So in this case, it really doesn’t matter which one you choose. With a smaller sample, we may not come to the same conclusion about the relative merits of these different approaches.

25.4.4 What about the `saifs.ci()` result?

saifs.ci(x = 1229, n = 1737, conf.level=0.95)

Sample Proportion             0.025             0.975 
            0.708             0.686             0.729

25.5 Can the Choice of Confidence Interval Method Matter?

Yes. This will especially be the case when we have a small sample size, and a probability of “success” that is close to either 0 or 1. For instance, suppose we run 10 trials, and obtain a single success, then use these data to estimate the true proportion of success, \(\pi\).

The 90% confidence intervals under this circumstance are very different.

tidy1 <- binom.test(x = 1, n = 10, conf.level = 0.90,
                            ci.method = "Wald") |> tidy()
tidy2 <- binom.test(x = 1, n = 10, conf.level = 0.90, 
                            ci.method = "Clopper-Pearson") |> tidy()
tidy3 <- binom.test(x = 1, n = 10, conf.level = 0.90, 
                            ci.method = "Score") |> tidy()
tidy4 <- binom.test(x = 1, n = 10, conf.level = 0.90, 
                            ci.method = "agresti-coull") |> tidy()
tidy5 <- binom.test(x = 1, n = 10, conf.level = 0.90, 
                            ci.method = "plus4") |> tidy()
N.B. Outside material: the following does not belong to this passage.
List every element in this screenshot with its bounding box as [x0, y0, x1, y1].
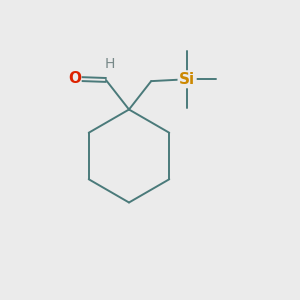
Text: H: H	[105, 57, 116, 71]
Text: O: O	[68, 71, 81, 86]
Text: Si: Si	[179, 72, 195, 87]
res <- bind_rows(tidy1, tidy2, tidy3, tidy4, tidy5) |>
  mutate(approach = c("Wald", "Clopper-Pearson", "Score",
                      "Agresti-Coull", "Plus4")) |>
  select(approach, estimate, conf.low, conf.high)

res |> kbl(digits = 3) |> kable_paper(full_width = F)

approach	estimate	conf.low	conf.high
Wald	0.1	-0.056	0.256
Clopper-Pearson	0.1	0.005	0.394
Score	0.1	0.023	0.348
Agresti-Coull	0.1	0.006	0.364
Plus4	0.1	0.034	0.395

Note that the Wald procedure doesn’t force the confidence interval to appear in the (0, 1) range.

ggplot(res, aes(x = approach, y = estimate)) +
  geom_point() +
  geom_errorbar(aes(ymin = conf.low, ymax = conf.high)) + 
  geom_hline(aes(yintercept = 0), col = "red", lty = "dashed") +
  coord_flip() +
  labs(title = "90% CIs for x = 1, n = 10")

None of these three approaches is always better than any of the others. When we have a sample size below 100, or the sample proportion of success is either below 0.10 or above 0.90, caution is warranted, although in many cases, the various methods give similar responses.